March 27, 2015
Okay, for the 64,512th time, it is net exports that contribute to GDP, not exports. Apparently this distinction is difficult for people involved in economic policy to understand since they keep making the same mistake.
The point is straightforward. If the United States increases its exports because GM is exporting car parts to be assembled in Mexico and then imported back as a finished car to the United States, it will not be a net job creator. We used to have jobs at assembly plants in the United States. These are being replaced by jobs in assembly plants in Mexico. In this story exports increase, but net exports (exports minus imports) fall. Fans of intro econ know the accounting identity that GDP = C + I + G +(X-M), where the X-M stands for exports minus imports.
This is why the NYT seriously misled readers in an article on the impact of the rising dollar when it wrote:
“the sharp rise of the dollar threatens to undercut one of the principal drivers of the recovery in recent years: strong export growth for American companies.”
While exports have been a positive for growth, imports have been an even larger negative.
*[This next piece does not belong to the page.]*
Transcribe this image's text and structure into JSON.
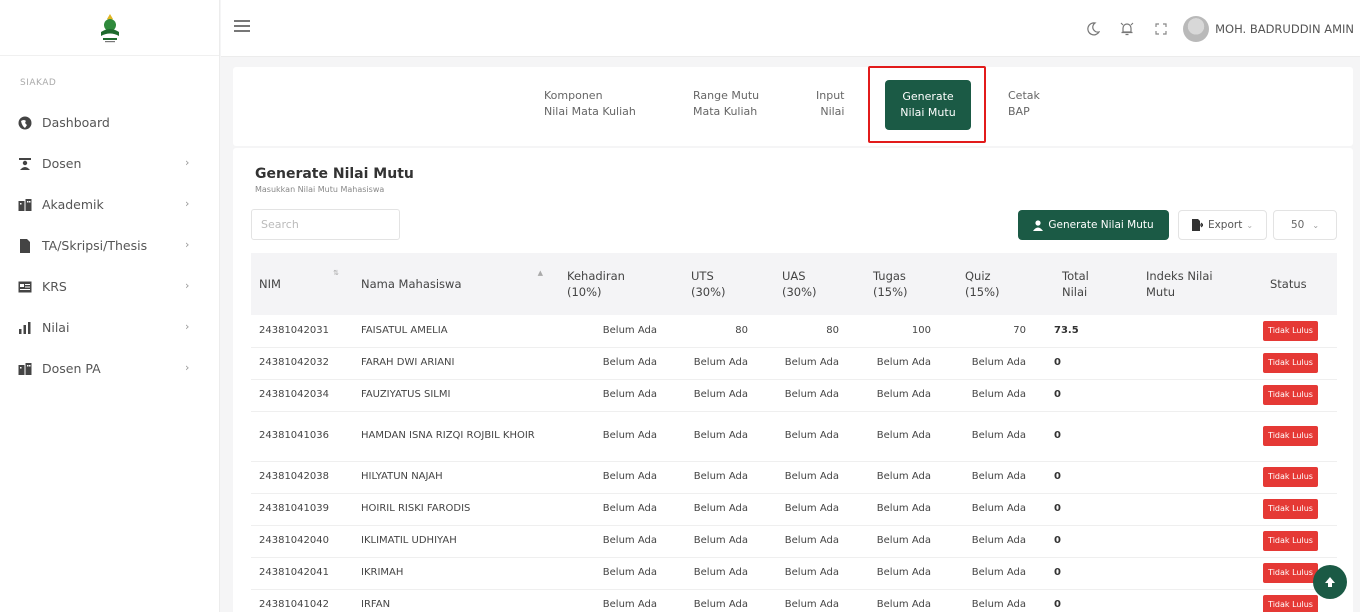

According to our good friends at the Bureau of Economic Analysis (Table 1.1.2), the fall in net exports reduced growth by 0.22 percentage points in 2014. They added the same amount to growth in 2013, but have been a net negative since 2010. Of course net exports will almost certainly be more of a drag on growth due to the recent rise in the dollar, but it is not true that they had previously been a driver of the recovery.